- Also Known As:
- WILDEST DREAM: Conquest of Everest
- Version
- Languages:
- Length:
- 88 minutes (Uncut)
- Review Format:
- DVD
- Year:
- 2010
- Country:
- Predominant Genre:
- Non-Fiction
- Director:
Director Anthony Geffen - Outstanding Performances:
- None
- Premiss:
- The first men to attempt the summit of the highest mountain in the world.
- Themes:
- Advertising | Alienation | Cowardice | Curative | Destiny | Emotional repression | Loneliness | Materialism | Narcissism | Parasitism | Passivity | Propaganda | Sadomasochism | Schizophrenia | Solipsism | Totalitarianism | The West | White culture | White guilt | White people | White privilege | White supremacy
- Similar To:
- Unknown
- Spin-offs:
- None
The usual White self-indulgence about White men’s desire to conquer – anything – and, thereby, feel that they are in command of everything they fear - especially themselves.
There is no explanation as to why Whites want to climb mountains - a completely pointless exercise - or walk to the South Pole or on the Sea of Tranquility (not to mention darkest Africa, perfumed Asia & tropical South America). It is as if they feel that being fully human is not enough and that the breathless self‑publicity of meaningless adventuring (along with the vainglorious political posturing it engenders) compensates for what must be empty and rather dissatisfying personal lives: Lives lived without any true sense of curiosity for what is truly important.
The talking heads here spout as if what they are saying is the most profoundly‑insightful and exciting blather ever uttered. But their blank eyes and drone‑like manner of speaking suggest a dearth of any real passion; tacitly‑revealing the emptiness of their desires and, presumably, their lives. What appears to be courage is, in fact, the desperation usually attendant upon trying to live an unexamined life; leading to the strong sense of emotionally‑hollow anti‑climax that always follows such self‑defeating activity.

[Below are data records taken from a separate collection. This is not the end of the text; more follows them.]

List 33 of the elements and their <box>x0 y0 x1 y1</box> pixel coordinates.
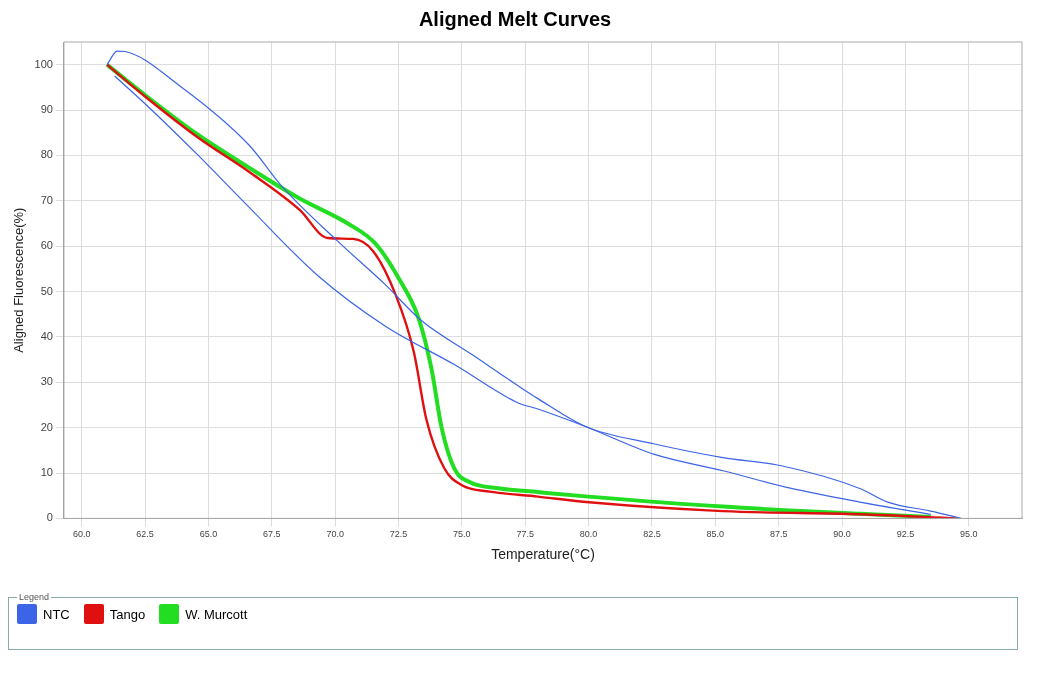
x-axis-title: Temperature(°C) <box>491 546 595 563</box>
y-tick-label: 100 <box>34 57 53 70</box>
x-tick-label: 72.5 <box>389 529 408 540</box>
y-axis-title: Aligned Fluorescence(%) <box>11 207 27 353</box>
x-tick-label: 85.0 <box>706 529 725 540</box>
y-tick-label: 30 <box>40 375 53 388</box>
y-tick-label: 90 <box>40 103 53 116</box>
x-tick-label: 90.0 <box>833 529 851 540</box>
y-tick-label: 60 <box>40 239 53 252</box>
y-tick-label: 40 <box>40 329 53 342</box>
y-tick-label: 0 <box>46 511 53 524</box>
x-tick-label: 70.0 <box>326 529 344 540</box>
x-tick-label: 67.5 <box>263 529 281 540</box>
x-tick-label: 87.5 <box>769 529 788 540</box>
y-tick-label: 10 <box>40 466 53 479</box>
y-tick-label: 20 <box>40 420 53 433</box>
y-tick-label: 50 <box>40 284 53 297</box>
legend-label: Tango <box>109 606 146 622</box>
x-tick-label: 82.5 <box>643 529 661 540</box>
x-tick-label: 92.5 <box>896 529 915 540</box>
x-tick-label: 65.0 <box>199 529 218 540</box>
y-tick-label: 80 <box>40 148 53 161</box>
legend-label: W. Murcott <box>185 606 248 622</box>
x-tick-label: 75.0 <box>453 529 471 540</box>
x-tick-label: 95.0 <box>960 529 978 540</box>
x-tick-label: 77.5 <box>516 529 534 540</box>
y-tick-label: 70 <box>40 193 53 206</box>
x-tick-label: 80.0 <box>579 529 598 540</box>
x-tick-label: 60.0 <box>72 529 91 540</box>
x-tick-label: 62.5 <box>136 529 154 540</box>
chart-title: Aligned Melt Curves <box>418 7 612 30</box>
legend-label: NTC <box>43 606 70 622</box>
legend-title: Legend <box>18 592 51 602</box>
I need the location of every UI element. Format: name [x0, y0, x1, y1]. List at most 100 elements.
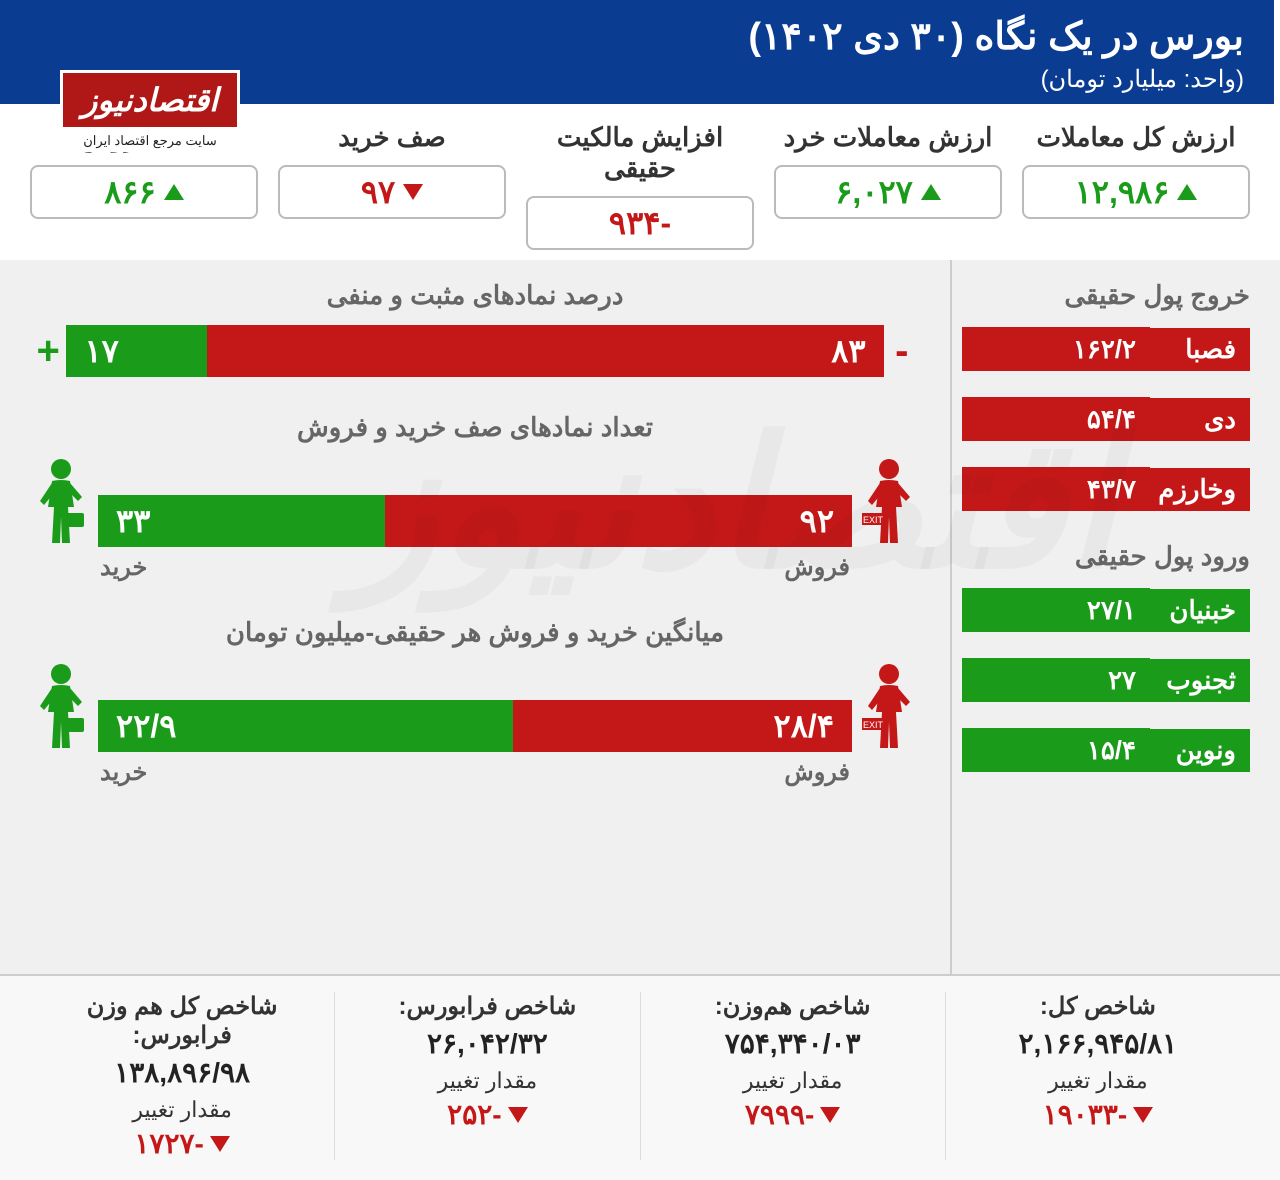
metric-value: ۹۷ [361, 173, 395, 211]
pos-segment: ۱۷ [66, 325, 207, 377]
enter-person-icon [30, 457, 92, 547]
index-change-label: مقدار تغییر [956, 1068, 1240, 1094]
pos-neg-title: درصد نمادهای مثبت و منفی [30, 280, 920, 311]
metric-value: ۱۲,۹۸۶ [1075, 173, 1170, 211]
metric-label: ارزش کل معاملات [1022, 122, 1250, 153]
svg-text:EXIT: EXIT [863, 720, 884, 730]
metric-label: صف خرید [278, 122, 506, 153]
exit-person-icon: EXIT [858, 662, 920, 752]
plus-sign: + [30, 329, 66, 374]
index-value: ۲۶,۰۴۲/۳۲ [345, 1027, 629, 1060]
flow-item: وخارزم ۴۳/۷ [962, 467, 1250, 511]
inflow-list: خبنیان ۲۷/۱ ثجنوب ۲۷ ونوین ۱۵/۴ [962, 588, 1250, 772]
arrow-down-icon [403, 184, 423, 200]
exit-person-icon: EXIT [858, 457, 920, 547]
buy-label: خرید [30, 553, 784, 582]
sell-avg-value: ۲۸/۴ [774, 707, 834, 745]
indices-row: شاخص کل: ۲,۱۶۶,۹۴۵/۸۱ مقدار تغییر -۱۹۰۳۳… [0, 974, 1280, 1180]
flow-symbol: ونوین [1150, 729, 1250, 772]
header: بورس در یک نگاه (۳۰ دی ۱۴۰۲) (واحد: میلی… [0, 0, 1280, 104]
metric-value-box: ۹۷ [278, 165, 506, 219]
money-flow-panel: خروج پول حقیقی فصبا ۱۶۲/۲ دی ۵۴/۴ وخارزم… [950, 260, 1280, 974]
flow-item: فصبا ۱۶۲/۲ [962, 327, 1250, 371]
index-change: -۷۹۹۹ [651, 1098, 935, 1131]
buy-label: خرید [30, 758, 784, 787]
outflow-list: فصبا ۱۶۲/۲ دی ۵۴/۴ وخارزم ۴۳/۷ [962, 327, 1250, 511]
metric-value: ۸۶۶ [104, 173, 156, 211]
sell-queue-value: ۹۲ [800, 502, 834, 540]
metric-card: افزایش مالکیت حقیقی -۹۳۴ [526, 122, 754, 250]
logo-subtitle: سایت مرجع اقتصاد ایران [60, 130, 240, 152]
sell-label: فروش [784, 758, 920, 787]
metric-label: ارزش معاملات خرد [774, 122, 1002, 153]
metric-value: ۶,۰۲۷ [835, 173, 913, 211]
minus-sign: - [884, 329, 920, 374]
flow-bar: ۲۷ [962, 658, 1150, 702]
index-column: شاخص هم‌وزن: ۷۵۴,۳۴۰/۰۳ مقدار تغییر -۷۹۹… [640, 992, 945, 1160]
buy-avg-segment: ۲۲/۹ [98, 700, 513, 752]
sell-label: فروش [784, 553, 920, 582]
svg-text:EXIT: EXIT [863, 515, 884, 525]
metric-value: -۹۳۴ [609, 204, 671, 242]
buy-queue-segment: ۳۳ [98, 495, 385, 547]
flow-bar: ۴۳/۷ [962, 467, 1150, 511]
arrow-down-icon [210, 1136, 230, 1152]
index-change-label: مقدار تغییر [345, 1068, 629, 1094]
pos-neg-bar: - ۸۳ ۱۷ + [30, 325, 920, 377]
index-change: -۱۷۲۷ [40, 1127, 324, 1160]
index-value: ۱۳۸,۸۹۶/۹۸ [40, 1056, 324, 1089]
flow-item: دی ۵۴/۴ [962, 397, 1250, 441]
index-column: شاخص کل هم وزن فرابورس: ۱۳۸,۸۹۶/۹۸ مقدار… [30, 992, 334, 1160]
index-column: شاخص فرابورس: ۲۶,۰۴۲/۳۲ مقدار تغییر -۲۵۲ [334, 992, 639, 1160]
flow-symbol: فصبا [1150, 328, 1250, 371]
metric-card: ارزش معاملات خرد ۶,۰۲۷ [774, 122, 1002, 250]
arrow-down-icon [1133, 1107, 1153, 1123]
arrow-up-icon [164, 184, 184, 200]
index-change-label: مقدار تغییر [40, 1097, 324, 1123]
index-title: شاخص کل هم وزن فرابورس: [40, 992, 324, 1050]
outflow-title: خروج پول حقیقی [962, 280, 1250, 311]
metric-label: افزایش مالکیت حقیقی [526, 122, 754, 184]
flow-symbol: ثجنوب [1150, 659, 1250, 702]
inflow-title: ورود پول حقیقی [962, 541, 1250, 572]
index-change: -۲۵۲ [345, 1098, 629, 1131]
charts-panel: درصد نمادهای مثبت و منفی - ۸۳ ۱۷ + تعداد… [0, 260, 950, 974]
buy-avg-value: ۲۲/۹ [116, 707, 176, 745]
metric-value-box: ۶,۰۲۷ [774, 165, 1002, 219]
index-title: شاخص هم‌وزن: [651, 992, 935, 1021]
index-title: شاخص کل: [956, 992, 1240, 1021]
buy-queue-value: ۳۳ [116, 502, 150, 540]
index-change: -۱۹۰۳۳ [956, 1098, 1240, 1131]
flow-item: خبنیان ۲۷/۱ [962, 588, 1250, 632]
index-change-label: مقدار تغییر [651, 1068, 935, 1094]
index-change-value: -۱۹۰۳۳ [1043, 1098, 1128, 1131]
flow-bar: ۱۶۲/۲ [962, 327, 1150, 371]
infographic-container: بورس در یک نگاه (۳۰ دی ۱۴۰۲) (واحد: میلی… [0, 0, 1280, 1180]
flow-symbol: خبنیان [1150, 589, 1250, 632]
enter-person-icon [30, 662, 92, 752]
queue-title: تعداد نمادهای صف خرید و فروش [30, 412, 920, 443]
index-change-value: -۲۵۲ [447, 1098, 501, 1131]
neg-value: ۸۳ [831, 332, 865, 370]
arrow-up-icon [1177, 184, 1197, 200]
metric-card: ارزش کل معاملات ۱۲,۹۸۶ [1022, 122, 1250, 250]
flow-bar: ۵۴/۴ [962, 397, 1150, 441]
index-value: ۲,۱۶۶,۹۴۵/۸۱ [956, 1027, 1240, 1060]
index-change-value: -۷۹۹۹ [745, 1098, 814, 1131]
index-value: ۷۵۴,۳۴۰/۰۳ [651, 1027, 935, 1060]
flow-symbol: وخارزم [1150, 468, 1250, 511]
metric-value-box: ۱۲,۹۸۶ [1022, 165, 1250, 219]
flow-item: ثجنوب ۲۷ [962, 658, 1250, 702]
flow-bar: ۲۷/۱ [962, 588, 1150, 632]
index-column: شاخص کل: ۲,۱۶۶,۹۴۵/۸۱ مقدار تغییر -۱۹۰۳۳ [945, 992, 1250, 1160]
pos-neg-chart: درصد نمادهای مثبت و منفی - ۸۳ ۱۷ + [30, 280, 920, 377]
metric-value-box: ۸۶۶ [30, 165, 258, 219]
pos-value: ۱۷ [84, 332, 118, 370]
metric-value-box: -۹۳۴ [526, 196, 754, 250]
metric-card: صف خرید ۹۷ [278, 122, 506, 250]
sell-avg-segment: ۲۸/۴ [513, 700, 852, 752]
sell-queue-segment: ۹۲ [385, 495, 852, 547]
main-area: اقتصادنیوز خروج پول حقیقی فصبا ۱۶۲/۲ دی … [0, 260, 1280, 974]
arrow-down-icon [508, 1107, 528, 1123]
flow-bar: ۱۵/۴ [962, 728, 1150, 772]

There is no sense of men communing with nature in any truly‑evocative or deeply‑felt sense, despite the superb cinematography: Nature here is merely a painted backdrop to the vainglory of men who have swapped their souls for vapid, attention‑seeking egos, so that they can escape from having to compete with others possessing similarly-pointless competitiveness in an alienated narcissistic rage that provides them with no means of developing a deep‑seated sense of identity because the child‑like egos keeps getting in the way – a kind of resentful hermitage.
All that we have here is a culture that seeks escape from the mind‑numbing tedium of living in the emotionally‑repressive atmosphere necessary for White supremacy to work. One wonders if all the effort wasted on venturing into inhospitable climates would have been better spent on conquering (er, curing) cancer. Because Whites cannot live in harmony with a nature they are in perpetual conflict with (as shown here), one has a very strong sense that this helps explain climate‑change.